My experience at the Sunday rally was one of the most moving four hours of my life, surrounded by hundreds of people who cared about the same issues I do: food sovereignty, the need for city people to start building soil and growing their own food, the need for rural and urban folks to build better relationships with each other to sidestep the corporate food system. I met dairy farmers, meat producers, seed producers, vegetable growers….even some friendly vegetarians. I met food activists, senior citizens concerned about the quality of food for their grandchildren, community gardeners, college students who were trying to learn how to feed themselves ethically and healthfully. We saw American flags, held up high. One of them led our march. And I saw a side of New York City that I’d never seen before. New Yorkers hung out their apartment windows, came to sit on their steps, sat out at cafes and stood in front of their small grocery stores and food stands. They cheered and clapped as we marched by. They sang and chanted with us. We marched through community gardens reclaimed from abandoned lots. I stepped on ground that was as lush and beautiful as any earth I tread upon here upstate.

The most poignant moment for me, however, was when our march passed through a community garden and I heard cheers from up above me. I looked up and saw four urban teenagers standing in a tree house. They waved and smiled, then held up a giant sign for us to read: This land will live again.

This land will live again. It will live in America’s countryside, in her mountains and rivers, as well as in her cities. To me, that’s what the Occupy movement is all about–finding ways for all living things to thrive. And for those of us in the grassfed farming community, that’s what we’re all about too.

Small farmers like the Millers or the Nislys struggle, and our national addiction to economic practices which keep those who would keep local producers down and on the edge of bankruptcy is a primary cause of that struggle. (See here for more on that.) But in their struggles, they are also finding, here and there, ways to succeed and even flourish, because there are people like you and me who see people like the Hershbergers and recognize: living that way, eating that way, simplifying in that way, isn’t a utopian dream–or even if it is utopian, it’s not out of reach, it’s achievable, its doable. All it takes is a willingness to explore different paths and make different compromises, to “occupy” a different way of thinking. It may not always be easy, but the results are simple, all the same.

3 COMMENTS

  1. Transforming the way we produce our food from an “industry” back to a way of life rooted in community and a respect for the land and managed by families, rather than by corporations, is going to take a lot of hard work and innovation. It’s heartening to see that there are good people out there doing it.

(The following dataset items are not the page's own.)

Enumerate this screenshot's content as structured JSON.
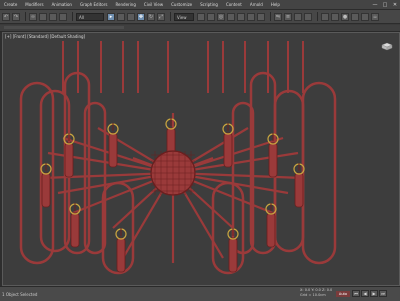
{
  "menus": [
    "Create",
    "Modifiers",
    "Animation",
    "Graph Editors",
    "Rendering",
    "Civil View",
    "Customize",
    "Scripting",
    "Content",
    "Arnold",
    "Help"
  ],
  "window_controls": [
    "—",
    "□",
    "✕"
  ],
  "toolbar": {
    "buttons": [
      "undo-icon",
      "redo-icon",
      "link-icon",
      "unlink-icon",
      "bind-icon",
      "filter-icon",
      "select-icon",
      "select-region-icon",
      "window-crossing-icon",
      "move-icon",
      "rotate-icon",
      "scale-icon",
      "view-icon",
      "pivot-icon",
      "snap-icon",
      "angle-snap-icon",
      "percent-snap-icon",
      "spinner-snap-icon",
      "edit-named-sets-icon",
      "mirror-icon",
      "align-icon",
      "layer-icon",
      "graphite-icon",
      "curve-editor-icon",
      "schematic-icon",
      "material-editor-icon",
      "render-setup-icon",
      "render-frame-icon",
      "render-icon"
    ],
    "selection_filter": "All",
    "view_dropdown": "View"
  },
  "viewport": {
    "label": "[+] [Front] [Standard] [Default Shading]"
  },
  "status": {
    "objects_selected": "1 Object Selected",
    "coords": "X: 0.0   Y: 0.0   Z: 0.0",
    "grid": "Grid = 10.0cm",
    "autokey_label": "Auto",
    "playback": [
      "⏮",
      "◀",
      "▶",
      "⏭"
    ]
  },
  "colors": {
    "model": "#9a3a3a",
    "model_dark": "#6a1f1f",
    "bulb": "#c9a640",
    "accent": "#6f8fb0"
  }
}
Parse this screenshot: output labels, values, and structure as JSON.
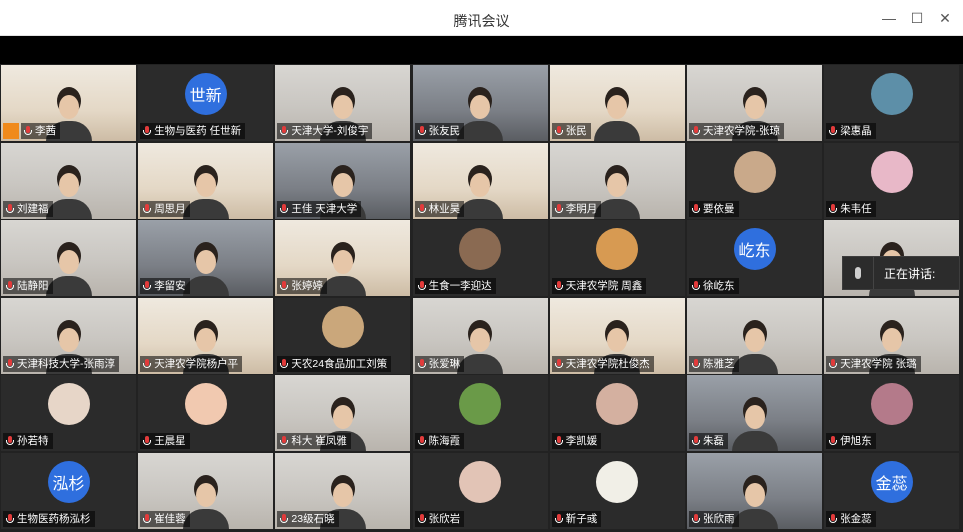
{
  "window": {
    "title": "腾讯会议",
    "controls": {
      "minimize": "—",
      "maximize": "☐",
      "close": "✕"
    }
  },
  "speaking_panel": {
    "label": "正在讲话:"
  },
  "participants": [
    {
      "name": "李茜",
      "kind": "video",
      "tone": "warm"
    },
    {
      "name": "生物与医药  任世新",
      "kind": "avatar",
      "avatar_text": "世新",
      "color": "#2f6fde"
    },
    {
      "name": "天津大学-刘俊宇",
      "kind": "video"
    },
    {
      "name": "张友民",
      "kind": "video",
      "tone": "dark"
    },
    {
      "name": "张民",
      "kind": "video",
      "tone": "warm"
    },
    {
      "name": "天津农学院-张琼",
      "kind": "video"
    },
    {
      "name": "梁惠晶",
      "kind": "avatar",
      "avatar_text": "",
      "color": "#5d8fa8"
    },
    {
      "name": "刘建福",
      "kind": "video"
    },
    {
      "name": "周思月",
      "kind": "video",
      "tone": "warm"
    },
    {
      "name": "王佳 天津大学",
      "kind": "video",
      "tone": "dark"
    },
    {
      "name": "林业昊",
      "kind": "video",
      "tone": "warm"
    },
    {
      "name": "李明月",
      "kind": "video"
    },
    {
      "name": "要依曼",
      "kind": "avatar",
      "avatar_text": "",
      "color": "#c9a98a"
    },
    {
      "name": "朱韦任",
      "kind": "avatar",
      "avatar_text": "",
      "color": "#e8b8c8"
    },
    {
      "name": "陆静阳",
      "kind": "video"
    },
    {
      "name": "李留安",
      "kind": "video",
      "tone": "dark"
    },
    {
      "name": "张婷婷",
      "kind": "video",
      "tone": "warm"
    },
    {
      "name": "生食一李迎达",
      "kind": "avatar",
      "avatar_text": "",
      "color": "#8a6a52"
    },
    {
      "name": "天津农学院 周鑫",
      "kind": "avatar",
      "avatar_text": "",
      "color": "#d79a52"
    },
    {
      "name": "徐屹东",
      "kind": "avatar",
      "avatar_text": "屹东",
      "color": "#2f6fde"
    },
    {
      "name": "",
      "kind": "video"
    },
    {
      "name": "天津科技大学-张雨淳",
      "kind": "video"
    },
    {
      "name": "天津农学院杨户平",
      "kind": "video",
      "tone": "warm"
    },
    {
      "name": "天农24食品加工刘策",
      "kind": "avatar",
      "avatar_text": "",
      "color": "#caa77b"
    },
    {
      "name": "张爱琳",
      "kind": "video"
    },
    {
      "name": "天津农学院杜俊杰",
      "kind": "video",
      "tone": "warm"
    },
    {
      "name": "陈雅芝",
      "kind": "video"
    },
    {
      "name": "天津农学院 张璐",
      "kind": "video"
    },
    {
      "name": "孙若特",
      "kind": "avatar",
      "avatar_text": "",
      "color": "#e7d6c8"
    },
    {
      "name": "王晨星",
      "kind": "avatar",
      "avatar_text": "",
      "color": "#f1c9b0"
    },
    {
      "name": "科大 崔凤雅",
      "kind": "video"
    },
    {
      "name": "陈海霞",
      "kind": "avatar",
      "avatar_text": "",
      "color": "#6a9a48"
    },
    {
      "name": "李凯媛",
      "kind": "avatar",
      "avatar_text": "",
      "color": "#d4b0a0"
    },
    {
      "name": "朱磊",
      "kind": "video",
      "tone": "dark"
    },
    {
      "name": "伊旭东",
      "kind": "avatar",
      "avatar_text": "",
      "color": "#b47a8a"
    },
    {
      "name": "生物医药杨泓杉",
      "kind": "avatar",
      "avatar_text": "泓杉",
      "color": "#2f6fde"
    },
    {
      "name": "崔佳蓉",
      "kind": "video"
    },
    {
      "name": "23级石晓",
      "kind": "video"
    },
    {
      "name": "张欣岩",
      "kind": "avatar",
      "avatar_text": "",
      "color": "#e2c4b6"
    },
    {
      "name": "靳子彧",
      "kind": "avatar",
      "avatar_text": "",
      "color": "#f1efe7"
    },
    {
      "name": "张欣雨",
      "kind": "video",
      "tone": "dark"
    },
    {
      "name": "张金蕊",
      "kind": "avatar",
      "avatar_text": "金蕊",
      "color": "#2f6fde"
    }
  ]
}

  2. I was wondering what books you ended up with – thanks for including the link to the list.
    And just as a general comment to you and your co-posters and to the many people who post comments, I’m not able to keep up with all the books and authors that get bandied about herein. The wife was tired, years ago tired, of me and my books. I’m having to sneak them in the house nowadays. It’s becoming a problem – she’s wanting to have a conversation.
    I’m being vague and putting her off for the time being, but how about next year you all spend some time revisiting a few favorites?